CURAÇAO – “De politiek moet afblijven van de bedrijfsvoering bij overheidsvennootschappen,” stelt advocaat Karel Frielink nadat recent de modelstatuten voor de overheidsvennootschappen zijn opgesteld. “De kans op politieke beïnvloeding, vriendjespolitiek en misbruik neemt toe.”
Volgens de toelichting van de overheid wordt er in de statuten op de bijzondere positie van deze NV’s ingegaan.

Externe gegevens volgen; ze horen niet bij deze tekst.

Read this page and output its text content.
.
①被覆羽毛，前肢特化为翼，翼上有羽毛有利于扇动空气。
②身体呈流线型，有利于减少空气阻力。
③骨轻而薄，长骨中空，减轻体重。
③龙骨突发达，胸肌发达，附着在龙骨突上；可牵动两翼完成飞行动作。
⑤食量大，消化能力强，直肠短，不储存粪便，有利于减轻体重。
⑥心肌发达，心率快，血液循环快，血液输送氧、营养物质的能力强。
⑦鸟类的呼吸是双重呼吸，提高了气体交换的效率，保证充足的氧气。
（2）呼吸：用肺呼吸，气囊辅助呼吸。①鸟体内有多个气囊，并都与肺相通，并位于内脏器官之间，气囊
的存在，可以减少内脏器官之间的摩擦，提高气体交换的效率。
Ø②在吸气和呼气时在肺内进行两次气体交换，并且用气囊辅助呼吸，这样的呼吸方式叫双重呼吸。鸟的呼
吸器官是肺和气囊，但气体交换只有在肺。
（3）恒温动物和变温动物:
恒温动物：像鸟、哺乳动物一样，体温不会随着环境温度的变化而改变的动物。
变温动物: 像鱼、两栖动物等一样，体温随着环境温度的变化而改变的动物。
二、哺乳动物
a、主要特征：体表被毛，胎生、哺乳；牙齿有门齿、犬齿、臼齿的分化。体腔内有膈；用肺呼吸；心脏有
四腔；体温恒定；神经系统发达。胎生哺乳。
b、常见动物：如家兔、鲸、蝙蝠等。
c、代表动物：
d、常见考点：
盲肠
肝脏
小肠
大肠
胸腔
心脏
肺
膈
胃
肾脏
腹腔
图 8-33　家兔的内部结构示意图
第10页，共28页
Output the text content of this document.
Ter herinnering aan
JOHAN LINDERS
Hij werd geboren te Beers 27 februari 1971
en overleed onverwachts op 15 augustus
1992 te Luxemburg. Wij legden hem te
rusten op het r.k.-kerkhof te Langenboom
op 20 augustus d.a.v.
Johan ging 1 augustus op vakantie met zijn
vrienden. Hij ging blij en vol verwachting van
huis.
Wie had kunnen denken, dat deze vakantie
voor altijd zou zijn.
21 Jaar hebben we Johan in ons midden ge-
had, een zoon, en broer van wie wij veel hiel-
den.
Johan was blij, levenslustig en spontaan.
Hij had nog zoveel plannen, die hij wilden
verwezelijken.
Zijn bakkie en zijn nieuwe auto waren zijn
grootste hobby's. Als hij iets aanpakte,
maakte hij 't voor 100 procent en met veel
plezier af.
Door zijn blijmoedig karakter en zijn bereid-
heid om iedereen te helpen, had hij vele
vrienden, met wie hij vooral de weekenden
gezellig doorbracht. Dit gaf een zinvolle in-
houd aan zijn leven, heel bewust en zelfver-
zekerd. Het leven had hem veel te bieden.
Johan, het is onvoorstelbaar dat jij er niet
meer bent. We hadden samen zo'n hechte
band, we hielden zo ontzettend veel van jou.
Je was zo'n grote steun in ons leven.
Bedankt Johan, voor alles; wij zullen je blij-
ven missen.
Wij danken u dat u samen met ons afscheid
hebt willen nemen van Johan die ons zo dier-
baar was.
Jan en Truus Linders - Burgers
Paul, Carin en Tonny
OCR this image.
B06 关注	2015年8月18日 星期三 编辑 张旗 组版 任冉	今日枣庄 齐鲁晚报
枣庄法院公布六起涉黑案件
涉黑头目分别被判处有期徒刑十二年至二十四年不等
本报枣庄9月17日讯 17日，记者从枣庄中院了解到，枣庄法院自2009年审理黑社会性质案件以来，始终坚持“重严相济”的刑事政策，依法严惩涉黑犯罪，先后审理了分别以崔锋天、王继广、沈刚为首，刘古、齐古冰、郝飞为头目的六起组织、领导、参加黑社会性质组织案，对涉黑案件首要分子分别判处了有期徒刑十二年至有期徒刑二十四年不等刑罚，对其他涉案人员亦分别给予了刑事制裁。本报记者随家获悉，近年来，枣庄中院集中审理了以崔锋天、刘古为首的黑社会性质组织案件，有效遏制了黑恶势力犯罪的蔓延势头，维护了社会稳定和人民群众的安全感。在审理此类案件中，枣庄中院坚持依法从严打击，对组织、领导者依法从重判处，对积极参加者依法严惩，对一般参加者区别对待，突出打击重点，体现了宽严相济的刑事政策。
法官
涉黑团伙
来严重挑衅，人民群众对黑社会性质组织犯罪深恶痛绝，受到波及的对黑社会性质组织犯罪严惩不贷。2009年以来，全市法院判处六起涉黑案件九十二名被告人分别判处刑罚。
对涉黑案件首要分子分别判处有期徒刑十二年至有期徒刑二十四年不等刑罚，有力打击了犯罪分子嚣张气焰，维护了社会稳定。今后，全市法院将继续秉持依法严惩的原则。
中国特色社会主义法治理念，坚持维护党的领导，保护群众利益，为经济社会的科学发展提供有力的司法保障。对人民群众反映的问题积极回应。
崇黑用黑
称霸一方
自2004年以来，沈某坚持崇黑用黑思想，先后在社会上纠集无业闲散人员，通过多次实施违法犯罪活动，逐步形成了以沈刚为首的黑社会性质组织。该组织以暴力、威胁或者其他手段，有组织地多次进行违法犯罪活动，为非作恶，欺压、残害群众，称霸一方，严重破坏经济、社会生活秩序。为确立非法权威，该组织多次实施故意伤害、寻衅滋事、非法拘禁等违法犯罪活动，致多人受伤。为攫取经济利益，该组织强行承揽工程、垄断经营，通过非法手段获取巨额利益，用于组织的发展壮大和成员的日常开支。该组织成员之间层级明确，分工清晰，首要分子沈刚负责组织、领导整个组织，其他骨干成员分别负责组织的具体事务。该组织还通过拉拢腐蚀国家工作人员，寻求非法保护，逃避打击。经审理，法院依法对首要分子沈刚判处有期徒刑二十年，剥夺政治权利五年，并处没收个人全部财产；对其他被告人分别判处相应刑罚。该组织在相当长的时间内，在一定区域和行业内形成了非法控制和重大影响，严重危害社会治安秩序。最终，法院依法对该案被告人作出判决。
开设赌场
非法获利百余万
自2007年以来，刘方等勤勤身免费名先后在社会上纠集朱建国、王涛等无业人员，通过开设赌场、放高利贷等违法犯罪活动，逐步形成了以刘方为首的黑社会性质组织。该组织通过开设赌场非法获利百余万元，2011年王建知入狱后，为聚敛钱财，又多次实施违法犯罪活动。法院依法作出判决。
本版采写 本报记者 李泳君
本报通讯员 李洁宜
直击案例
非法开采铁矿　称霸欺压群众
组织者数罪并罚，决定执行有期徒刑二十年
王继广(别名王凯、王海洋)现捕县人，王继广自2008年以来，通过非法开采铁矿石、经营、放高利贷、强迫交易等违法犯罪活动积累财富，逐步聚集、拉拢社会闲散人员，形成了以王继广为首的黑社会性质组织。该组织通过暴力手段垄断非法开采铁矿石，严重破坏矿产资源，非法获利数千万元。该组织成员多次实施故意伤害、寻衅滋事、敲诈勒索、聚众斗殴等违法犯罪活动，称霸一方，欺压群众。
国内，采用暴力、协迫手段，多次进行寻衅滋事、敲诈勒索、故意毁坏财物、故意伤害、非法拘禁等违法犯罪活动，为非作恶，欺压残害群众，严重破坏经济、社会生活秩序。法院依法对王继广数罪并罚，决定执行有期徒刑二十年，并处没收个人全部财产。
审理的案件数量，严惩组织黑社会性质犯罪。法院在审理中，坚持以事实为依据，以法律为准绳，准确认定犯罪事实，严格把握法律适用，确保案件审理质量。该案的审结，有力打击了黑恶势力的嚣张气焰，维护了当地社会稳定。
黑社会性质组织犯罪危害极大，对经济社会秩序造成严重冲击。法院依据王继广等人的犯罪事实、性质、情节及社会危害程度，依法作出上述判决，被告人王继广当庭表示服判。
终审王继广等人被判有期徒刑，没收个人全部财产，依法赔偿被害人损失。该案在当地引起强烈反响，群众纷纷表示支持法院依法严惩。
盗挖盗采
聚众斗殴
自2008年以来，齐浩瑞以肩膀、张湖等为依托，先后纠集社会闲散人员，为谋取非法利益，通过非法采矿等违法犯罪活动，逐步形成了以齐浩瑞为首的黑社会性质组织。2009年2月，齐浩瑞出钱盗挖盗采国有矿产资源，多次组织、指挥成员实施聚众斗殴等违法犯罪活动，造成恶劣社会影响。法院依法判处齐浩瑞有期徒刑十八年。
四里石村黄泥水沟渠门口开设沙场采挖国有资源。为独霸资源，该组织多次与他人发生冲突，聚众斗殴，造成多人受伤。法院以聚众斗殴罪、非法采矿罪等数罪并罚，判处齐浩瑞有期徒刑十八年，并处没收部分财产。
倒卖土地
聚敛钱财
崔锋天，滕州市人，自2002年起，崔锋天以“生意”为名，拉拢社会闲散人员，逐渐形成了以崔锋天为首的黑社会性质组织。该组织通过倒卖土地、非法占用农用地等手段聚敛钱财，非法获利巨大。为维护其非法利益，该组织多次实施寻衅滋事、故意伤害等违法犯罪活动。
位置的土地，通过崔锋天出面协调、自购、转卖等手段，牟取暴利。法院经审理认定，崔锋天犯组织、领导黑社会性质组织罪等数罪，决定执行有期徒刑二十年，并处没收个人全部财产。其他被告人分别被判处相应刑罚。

Genoemd wordt dat de NV’s hun ontstaan en vermogen grotendeels te danken hebben aan de inbreng van geld of middelen door het Land Curaçao.
Verantwoordelijkheid
De overheidsvennootschappen moeten vaak een publieke taak uitoefenen waar ze direct of indirect publieke gelden voor innen. “Gesteld wordt dat deze vennootschappen in feite als bestuursorgaan optreden,” vertelt Frielink. De overheidvennootschap heeft dus een bijzondere verantwoordelijkheid naar de maatschappij toe. Volgens Frielink moet een vennootschap niet alleen commercieel doel nastreven, maar ook een deugdelijk sociaal economische ontwikkeling.
Bevoegdheden
Dit wordt in de modelstatuten vormgegeven door bevoegdheden te geven aan de aandeelhoudersvergadering en aan de Raad van Commissarissen. “De aandeelhoudersvergadering verplicht het bestuur om bepaalde contracten te sluiten,” vertelt Frielink. “Hierdoor wordt de invloed van Land Curaçao op de overheidsvennootschappen aanzienlijk vergroot wat een ongewenste ontwikkeling is.”
Commercieel
De overheidsvennootschappen moeten commercieel aangestuurd worden volgens Frielink. “Dit betekent niet dat de overheid geen invloed kan uitoefenen op het beleid van een NV, denk bijvoorbeeld aan het perspectief duurzaam ondernemen. Een overheidsvennootschap maakt geen deel meer uit van de publieke sector, maar dient gevrijwaard te zijn van directe of indirecte overheidsbeïnvloeding.”
Discussie
Volgens Frielink moet de discussie over wenselijkheid van de overheid bij NV’s gewoon gevoerd blijven worden. “De politiek moet met zijn handen afblijven van de bedrijfsvoering bij overheidsvennootschappen en alleen op die terreinen invloed uitoefenen waarop verwacht mag worden dat zakelijke aandeelhouders in andere vennootschappen invloed uitoefenen.”